Saturday, March 22, 2014

How To: Manage Digital RSA keys for SSH

Now each organization must ask itself roughly about: digital key creation and expiration. Does the client create the key pair? All the private keys have a passphrase? If so, what's the minimum length? Do the keys expire? What types of keys are allowed/accepted? The private keys can be copied and then cracked so these are all things to keep in consideration. In the IT world, it is important to stay abreast of security and on ahead of new vulnerabilities.

Passphrases that have also few (or too easily guessed) alphanumeric characters (including spaces) don't last. Changing the password in one private key doesn't changes it in all other copies either.
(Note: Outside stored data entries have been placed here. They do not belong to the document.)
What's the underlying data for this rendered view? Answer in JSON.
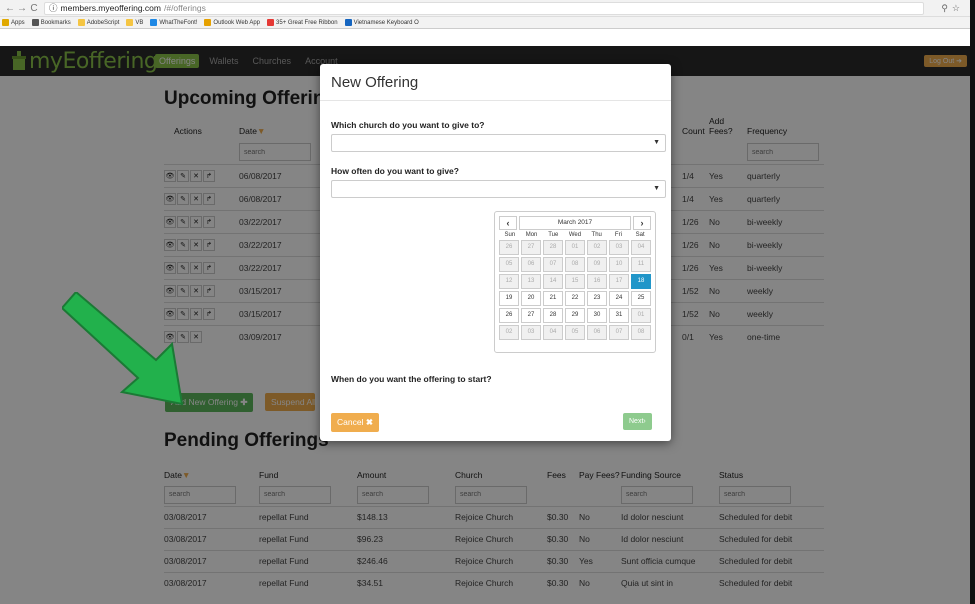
{
  "browser": {
    "url_host": "members.myeoffering.com",
    "url_path": "/#/offerings",
    "bookmarks": [
      {
        "label": "Apps",
        "color": "#e0a800"
      },
      {
        "label": "Bookmarks",
        "color": "#555555"
      },
      {
        "label": "AdobeScript",
        "color": "#f5c542"
      },
      {
        "label": "VB",
        "color": "#f5c542"
      },
      {
        "label": "WhatTheFont!",
        "color": "#1e88e5"
      },
      {
        "label": "Outlook Web App",
        "color": "#e6a100"
      },
      {
        "label": "35+ Great Free Ribbon",
        "color": "#e53935"
      },
      {
        "label": "Vietnamese Keyboard O",
        "color": "#1565c0"
      }
    ]
  },
  "navbar": {
    "brand": "myEoffering",
    "links": [
      "Offerings",
      "Wallets",
      "Churches",
      "Account"
    ],
    "logout": "Log Out"
  },
  "upcoming": {
    "title": "Upcoming Offerings",
    "columns": {
      "actions": "Actions",
      "date": "Date",
      "count": "Count",
      "add_fees": "Add Fees?",
      "frequency": "Frequency"
    },
    "search_placeholder": "search",
    "rows": [
      {
        "date": "06/08/2017",
        "count": "1/4",
        "fees": "Yes",
        "freq": "quarterly"
      },
      {
        "date": "06/08/2017",
        "count": "1/4",
        "fees": "Yes",
        "freq": "quarterly"
      },
      {
        "date": "03/22/2017",
        "count": "1/26",
        "fees": "No",
        "freq": "bi-weekly"
      },
      {
        "date": "03/22/2017",
        "count": "1/26",
        "fees": "No",
        "freq": "bi-weekly"
      },
      {
        "date": "03/22/2017",
        "count": "1/26",
        "fees": "Yes",
        "freq": "bi-weekly"
      },
      {
        "date": "03/15/2017",
        "count": "1/52",
        "fees": "No",
        "freq": "weekly"
      },
      {
        "date": "03/15/2017",
        "count": "1/52",
        "fees": "No",
        "freq": "weekly"
      },
      {
        "date": "03/09/2017",
        "count": "0/1",
        "fees": "Yes",
        "freq": "one-time"
      }
    ],
    "add_button": "Add New Offering",
    "suspend_button": "Suspend All"
  },
  "pending": {
    "title": "Pending Offerings",
    "columns": {
      "date": "Date",
      "fund": "Fund",
      "amount": "Amount",
      "church": "Church",
      "fees": "Fees",
      "pay_fees": "Pay Fees?",
      "source": "Funding Source",
      "status": "Status"
    },
    "rows": [
      {
        "date": "03/08/2017",
        "fund": "repellat Fund",
        "amount": "$148.13",
        "church": "Rejoice Church",
        "fees": "$0.30",
        "pay": "No",
        "source": "Id dolor nesciunt",
        "status": "Scheduled for debit"
      },
      {
        "date": "03/08/2017",
        "fund": "repellat Fund",
        "amount": "$96.23",
        "church": "Rejoice Church",
        "fees": "$0.30",
        "pay": "No",
        "source": "Id dolor nesciunt",
        "status": "Scheduled for debit"
      },
      {
        "date": "03/08/2017",
        "fund": "repellat Fund",
        "amount": "$246.46",
        "church": "Rejoice Church",
        "fees": "$0.30",
        "pay": "Yes",
        "source": "Sunt officia cumque",
        "status": "Scheduled for debit"
      },
      {
        "date": "03/08/2017",
        "fund": "repellat Fund",
        "amount": "$34.51",
        "church": "Rejoice Church",
        "fees": "$0.30",
        "pay": "No",
        "source": "Quia ut sint in",
        "status": "Scheduled for debit"
      }
    ]
  },
  "modal": {
    "title": "New Offering",
    "q_church": "Which church do you want to give to?",
    "q_frequency": "How often do you want to give?",
    "q_start": "When do you want the offering to start?",
    "cancel": "Cancel",
    "next": "Next",
    "calendar": {
      "month": "March 2017",
      "dows": [
        "Sun",
        "Mon",
        "Tue",
        "Wed",
        "Thu",
        "Fri",
        "Sat"
      ],
      "weeks": [
        [
          "26",
          "27",
          "28",
          "01",
          "02",
          "03",
          "04"
        ],
        [
          "05",
          "06",
          "07",
          "08",
          "09",
          "10",
          "11"
        ],
        [
          "12",
          "13",
          "14",
          "15",
          "16",
          "17",
          "18"
        ],
        [
          "19",
          "20",
          "21",
          "22",
          "23",
          "24",
          "25"
        ],
        [
          "26",
          "27",
          "28",
          "29",
          "30",
          "31",
          "01"
        ],
        [
          "02",
          "03",
          "04",
          "05",
          "06",
          "07",
          "08"
        ]
      ],
      "selected": "18"
    }
  },
  "colors": {
    "brand_green": "#8bc34a",
    "button_green": "#5cb85c",
    "button_orange": "#f0ad4e",
    "selected_blue": "#2196c9",
    "arrow_green": "#22b14c"
  }
}
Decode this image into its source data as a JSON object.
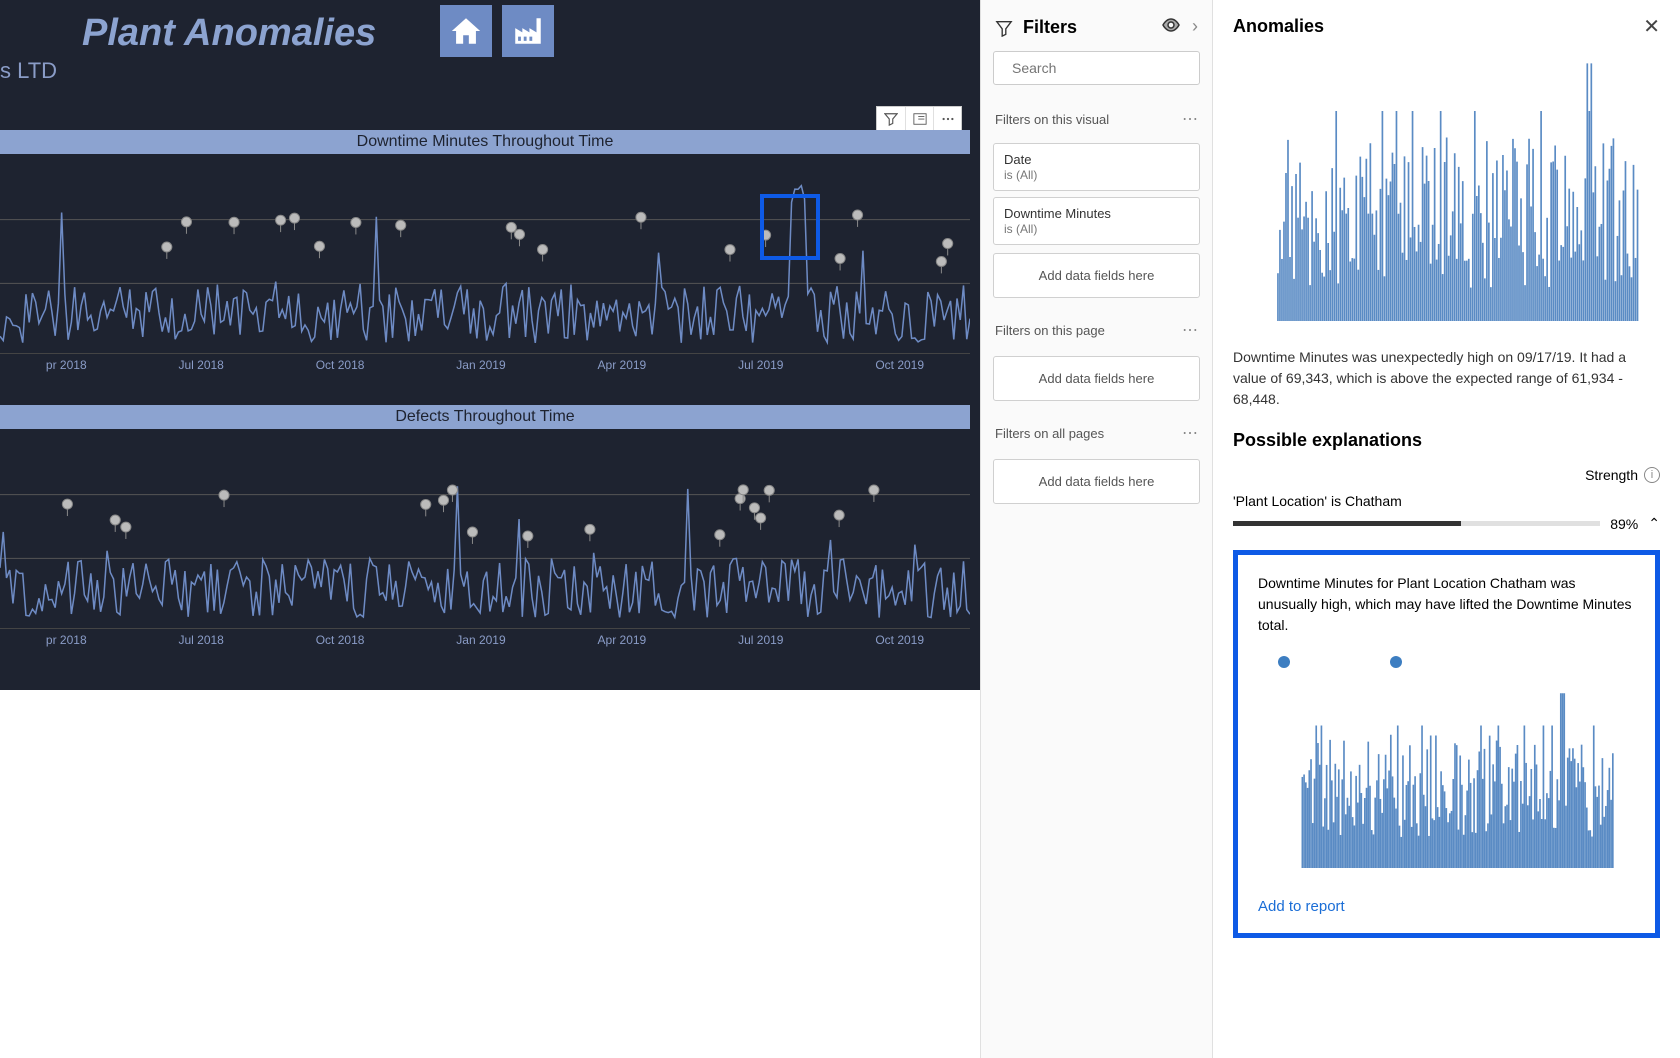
{
  "report": {
    "title": "Plant Anomalies",
    "subtitle": "s LTD"
  },
  "visual_header": {
    "filter": "filter",
    "focus": "focus",
    "more": "more"
  },
  "chart1": {
    "title": "Downtime Minutes Throughout Time",
    "x_labels": [
      "pr 2018",
      "Jul 2018",
      "Oct 2018",
      "Jan 2019",
      "Apr 2019",
      "Jul 2019",
      "Oct 2019"
    ]
  },
  "chart2": {
    "title": "Defects Throughout Time",
    "x_labels": [
      "pr 2018",
      "Jul 2018",
      "Oct 2018",
      "Jan 2019",
      "Apr 2019",
      "Jul 2019",
      "Oct 2019"
    ]
  },
  "filters": {
    "header": "Filters",
    "search_placeholder": "Search",
    "sections": {
      "visual": "Filters on this visual",
      "page": "Filters on this page",
      "all": "Filters on all pages"
    },
    "add_text": "Add data fields here",
    "cards": [
      {
        "title": "Date",
        "sub": "is (All)"
      },
      {
        "title": "Downtime Minutes",
        "sub": "is (All)"
      }
    ]
  },
  "anomalies": {
    "header": "Anomalies",
    "description": "Downtime Minutes was unexpectedly high on 09/17/19. It had a value of 69,343, which is above the expected range of 61,934 - 68,448.",
    "possible_explanations": "Possible explanations",
    "strength_label": "Strength",
    "explanation_label": "'Plant Location' is Chatham",
    "strength_pct": "89%",
    "explanation_text": "Downtime Minutes for Plant Location Chatham was unusually high, which may have lifted the Downtime Minutes total.",
    "add_to_report": "Add to report"
  },
  "chart_data": [
    {
      "type": "line",
      "title": "Downtime Minutes Throughout Time",
      "xlabel": "",
      "ylabel": "",
      "x_range": [
        "Apr 2018",
        "Dec 2019"
      ],
      "series": [
        {
          "name": "Downtime Minutes",
          "description": "daily time series with anomaly markers; spike near Sep 2019 ≈ 69343"
        }
      ],
      "anomaly_highlighted": {
        "date": "09/17/19",
        "value": 69343,
        "expected_range": [
          61934,
          68448
        ]
      }
    },
    {
      "type": "line",
      "title": "Defects Throughout Time",
      "xlabel": "",
      "ylabel": "",
      "x_range": [
        "Apr 2018",
        "Dec 2019"
      ],
      "series": [
        {
          "name": "Defects",
          "description": "daily time series with anomaly markers"
        }
      ]
    },
    {
      "type": "line",
      "title": "Anomalies mini-chart (Downtime Minutes)",
      "series": [
        {
          "name": "Downtime Minutes",
          "description": "dense bar-like series with peak near right side"
        }
      ]
    },
    {
      "type": "line",
      "title": "Plant Location Chatham — Downtime Minutes",
      "series": [
        {
          "name": "Chatham",
          "description": "dense series with large spike near right edge"
        }
      ]
    }
  ]
}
In other words, changing the passphrase in the "private" official key doesn't create a ripple effect that changes the passphrase in all other copies.

You will need to also figure out your key strength.

Right now, there is no serious reason to prefer one type over any other, assuming large enough keys (2048 bits for RSA or DSA, 256 bits for ECDSA). You may specify the key size in ssh-keygen using the -b argument.

ssh-keygen -t rsa -b 4096 ~/.ssh/id_rsa

A remaining question to ask, is: how will your organization associate any key pair with each specific user? Will they use one private key to access all of your infrastructure? Will there be a separate key for each system? How many keys are allowed to access each account? What kind of accounts are allowed to be shared? This organization specific detail is best mapped  out with a security professional.